On Monday, March 22, Maryland archaeologists found St. Mary’s fort. Maryland archaeologist, Travis Parno, was on vacation, taking a break from his research of the colonial fort at St. Mary’s. The colonial fort was discovered by archaeological geophysicist Tim Horsley by using the estimates of archaeologist Travis Parno. The St. Mary’s colonial site was constructed in Southern Maryland by white settlers in 1634, which makes it one of the earliest colonial sites in Maryland. The search for the colonial site has lasted for 90 years as many archaeologists have been searching for the fort since the 1930’s.

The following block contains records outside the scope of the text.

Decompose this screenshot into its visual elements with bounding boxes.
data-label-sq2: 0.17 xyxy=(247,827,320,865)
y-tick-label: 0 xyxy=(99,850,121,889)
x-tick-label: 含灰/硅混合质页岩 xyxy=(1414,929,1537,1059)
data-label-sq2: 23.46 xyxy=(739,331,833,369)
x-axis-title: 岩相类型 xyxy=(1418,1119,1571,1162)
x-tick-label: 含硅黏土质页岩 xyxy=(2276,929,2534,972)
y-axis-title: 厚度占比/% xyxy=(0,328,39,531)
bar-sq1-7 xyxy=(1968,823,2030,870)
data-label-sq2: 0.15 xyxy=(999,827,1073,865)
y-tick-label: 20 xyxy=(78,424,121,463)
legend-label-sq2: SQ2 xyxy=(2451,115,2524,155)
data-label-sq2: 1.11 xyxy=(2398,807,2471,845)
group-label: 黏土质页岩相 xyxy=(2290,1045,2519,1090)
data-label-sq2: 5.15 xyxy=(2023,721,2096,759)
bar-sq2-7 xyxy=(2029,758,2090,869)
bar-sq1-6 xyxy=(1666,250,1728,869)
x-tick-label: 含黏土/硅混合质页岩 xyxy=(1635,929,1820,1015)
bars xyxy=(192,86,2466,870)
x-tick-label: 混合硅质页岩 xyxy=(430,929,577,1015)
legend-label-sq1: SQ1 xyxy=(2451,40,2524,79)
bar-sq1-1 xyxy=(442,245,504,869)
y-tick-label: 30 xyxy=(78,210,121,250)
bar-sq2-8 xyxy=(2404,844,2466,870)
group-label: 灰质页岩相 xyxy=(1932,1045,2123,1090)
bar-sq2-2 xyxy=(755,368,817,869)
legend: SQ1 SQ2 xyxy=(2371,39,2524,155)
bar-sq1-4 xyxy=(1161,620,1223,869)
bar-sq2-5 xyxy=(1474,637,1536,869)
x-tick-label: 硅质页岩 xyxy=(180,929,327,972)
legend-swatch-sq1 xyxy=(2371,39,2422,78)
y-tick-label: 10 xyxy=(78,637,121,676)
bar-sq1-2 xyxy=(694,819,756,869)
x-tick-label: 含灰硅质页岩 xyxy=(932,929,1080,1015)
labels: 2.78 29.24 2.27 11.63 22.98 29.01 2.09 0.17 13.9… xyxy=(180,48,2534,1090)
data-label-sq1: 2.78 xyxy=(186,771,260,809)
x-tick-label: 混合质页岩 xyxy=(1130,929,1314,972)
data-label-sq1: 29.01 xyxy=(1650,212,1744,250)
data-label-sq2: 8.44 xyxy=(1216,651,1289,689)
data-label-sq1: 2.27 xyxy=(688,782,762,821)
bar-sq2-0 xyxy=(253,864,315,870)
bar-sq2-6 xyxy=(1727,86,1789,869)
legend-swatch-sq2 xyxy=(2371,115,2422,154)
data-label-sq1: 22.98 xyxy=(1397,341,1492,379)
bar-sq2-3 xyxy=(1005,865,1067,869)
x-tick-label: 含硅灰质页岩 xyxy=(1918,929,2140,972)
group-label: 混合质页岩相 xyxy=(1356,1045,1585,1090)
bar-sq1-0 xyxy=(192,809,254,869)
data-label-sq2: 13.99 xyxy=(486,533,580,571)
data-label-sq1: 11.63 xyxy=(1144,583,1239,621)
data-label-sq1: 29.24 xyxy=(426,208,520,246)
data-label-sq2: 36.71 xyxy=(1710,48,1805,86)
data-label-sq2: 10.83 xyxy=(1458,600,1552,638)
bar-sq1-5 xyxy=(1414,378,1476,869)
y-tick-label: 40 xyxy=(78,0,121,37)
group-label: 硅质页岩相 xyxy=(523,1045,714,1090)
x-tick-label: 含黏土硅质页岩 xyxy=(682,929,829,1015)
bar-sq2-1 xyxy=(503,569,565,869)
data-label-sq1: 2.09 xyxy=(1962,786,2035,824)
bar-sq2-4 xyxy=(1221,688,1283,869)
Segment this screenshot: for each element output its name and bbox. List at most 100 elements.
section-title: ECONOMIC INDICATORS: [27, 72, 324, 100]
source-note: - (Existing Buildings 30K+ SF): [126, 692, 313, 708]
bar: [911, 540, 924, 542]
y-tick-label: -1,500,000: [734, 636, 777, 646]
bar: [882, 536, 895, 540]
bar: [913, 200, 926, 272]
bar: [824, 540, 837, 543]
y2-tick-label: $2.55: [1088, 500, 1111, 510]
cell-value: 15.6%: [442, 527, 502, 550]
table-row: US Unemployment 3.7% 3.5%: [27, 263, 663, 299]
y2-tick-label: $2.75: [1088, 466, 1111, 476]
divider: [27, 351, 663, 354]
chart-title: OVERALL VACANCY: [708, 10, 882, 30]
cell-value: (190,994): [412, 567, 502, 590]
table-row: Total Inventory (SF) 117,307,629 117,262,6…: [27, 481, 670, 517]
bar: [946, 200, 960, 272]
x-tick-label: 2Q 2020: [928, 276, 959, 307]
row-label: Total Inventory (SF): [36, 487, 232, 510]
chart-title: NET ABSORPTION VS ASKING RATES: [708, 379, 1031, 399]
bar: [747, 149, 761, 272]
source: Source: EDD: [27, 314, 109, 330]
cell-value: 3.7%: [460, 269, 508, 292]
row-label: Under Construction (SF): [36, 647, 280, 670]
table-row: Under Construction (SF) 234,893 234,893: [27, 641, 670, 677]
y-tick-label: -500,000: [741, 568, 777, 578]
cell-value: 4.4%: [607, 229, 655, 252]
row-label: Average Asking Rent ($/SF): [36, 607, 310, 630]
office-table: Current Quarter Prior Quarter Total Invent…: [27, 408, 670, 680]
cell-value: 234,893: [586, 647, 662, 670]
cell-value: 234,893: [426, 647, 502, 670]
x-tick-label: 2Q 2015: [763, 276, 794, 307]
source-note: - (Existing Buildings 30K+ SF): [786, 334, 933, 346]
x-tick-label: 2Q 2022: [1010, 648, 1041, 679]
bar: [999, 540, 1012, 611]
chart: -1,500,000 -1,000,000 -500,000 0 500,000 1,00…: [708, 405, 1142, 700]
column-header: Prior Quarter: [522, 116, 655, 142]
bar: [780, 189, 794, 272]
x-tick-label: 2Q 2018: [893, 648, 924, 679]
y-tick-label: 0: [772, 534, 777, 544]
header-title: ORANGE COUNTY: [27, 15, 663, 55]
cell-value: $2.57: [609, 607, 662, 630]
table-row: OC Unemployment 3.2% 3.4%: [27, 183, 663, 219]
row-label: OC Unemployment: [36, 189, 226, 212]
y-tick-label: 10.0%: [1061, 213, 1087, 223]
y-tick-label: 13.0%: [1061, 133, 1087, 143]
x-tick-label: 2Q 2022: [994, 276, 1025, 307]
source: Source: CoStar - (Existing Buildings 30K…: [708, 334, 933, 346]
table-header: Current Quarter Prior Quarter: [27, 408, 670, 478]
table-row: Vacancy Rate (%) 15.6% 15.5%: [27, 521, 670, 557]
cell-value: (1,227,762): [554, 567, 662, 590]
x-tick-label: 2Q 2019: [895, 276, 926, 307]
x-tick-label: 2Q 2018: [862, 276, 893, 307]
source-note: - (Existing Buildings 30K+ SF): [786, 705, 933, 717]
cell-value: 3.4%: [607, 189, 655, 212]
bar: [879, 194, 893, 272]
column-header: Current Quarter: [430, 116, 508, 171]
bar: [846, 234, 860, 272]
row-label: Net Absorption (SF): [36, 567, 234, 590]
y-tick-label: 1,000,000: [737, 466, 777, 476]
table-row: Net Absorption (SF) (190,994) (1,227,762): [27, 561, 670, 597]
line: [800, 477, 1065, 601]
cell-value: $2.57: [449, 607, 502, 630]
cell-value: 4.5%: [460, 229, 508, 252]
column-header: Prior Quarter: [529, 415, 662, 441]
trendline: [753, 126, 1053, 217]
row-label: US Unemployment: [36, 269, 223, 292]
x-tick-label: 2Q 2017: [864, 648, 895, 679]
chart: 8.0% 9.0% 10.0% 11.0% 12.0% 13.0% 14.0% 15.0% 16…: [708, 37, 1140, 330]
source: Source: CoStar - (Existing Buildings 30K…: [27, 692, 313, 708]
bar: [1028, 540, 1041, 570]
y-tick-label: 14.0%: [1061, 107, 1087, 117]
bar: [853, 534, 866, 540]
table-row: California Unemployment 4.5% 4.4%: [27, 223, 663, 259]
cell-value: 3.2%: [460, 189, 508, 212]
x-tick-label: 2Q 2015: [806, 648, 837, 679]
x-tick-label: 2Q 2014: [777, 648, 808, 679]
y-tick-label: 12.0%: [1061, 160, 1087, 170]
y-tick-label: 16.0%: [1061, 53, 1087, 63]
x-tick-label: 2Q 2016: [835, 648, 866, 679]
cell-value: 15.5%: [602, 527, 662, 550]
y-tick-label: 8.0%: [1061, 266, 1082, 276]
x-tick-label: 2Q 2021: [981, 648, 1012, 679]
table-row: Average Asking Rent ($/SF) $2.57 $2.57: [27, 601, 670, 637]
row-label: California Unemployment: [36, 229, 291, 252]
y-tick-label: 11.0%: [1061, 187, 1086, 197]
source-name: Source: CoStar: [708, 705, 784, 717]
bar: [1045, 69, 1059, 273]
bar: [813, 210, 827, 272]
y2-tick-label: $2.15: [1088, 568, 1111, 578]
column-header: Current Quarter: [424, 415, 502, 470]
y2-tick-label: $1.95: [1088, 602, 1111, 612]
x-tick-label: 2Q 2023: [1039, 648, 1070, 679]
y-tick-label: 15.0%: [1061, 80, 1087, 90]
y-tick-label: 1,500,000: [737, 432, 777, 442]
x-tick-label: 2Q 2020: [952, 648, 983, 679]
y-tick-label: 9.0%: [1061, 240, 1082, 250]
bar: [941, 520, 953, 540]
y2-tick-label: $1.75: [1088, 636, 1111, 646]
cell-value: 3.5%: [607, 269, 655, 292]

Horsley’s scans showed living spaces, several that may have been for Native Americans. The palisade was about 12 to 16 feet high. The settlement of St. Mary’s fort was later abandoned when the capital of Maryland was moved to Annapolis in the 1690’s. Since then, the site seemed to be untouched or undisturbed. The site was Maryland’s first capital and was home to the first statehouse. Parno stated it was a turning point for Maryland’s colonial history, “It also marked a massive moment of change for the native people in this region.” He goes on to say, “Archaeology in this area shows us people have been here for at least 10,000 years,” reported the Washington Post.
In 1990, experts found three remains in coffins near the same area. Maryland’s colonial governor, Philip Calvert, his first wife, Anne, and his 6-month-old son, were found in the three coffins.
Jesuit priest, Father Andrew White wrote, “Sasquasahannockes … [who] come sometimes upon them, and wasted and spoil them and their country.” This may hint that the site was built on existing Native homes. The Yaocomaco were relatively close to the fort and its people. Parno was a bit surprised that the description of the fort did not match Calvert’s 1634 description.
The archaeologists were able to identify and find the outline of the first European settlement in 1634.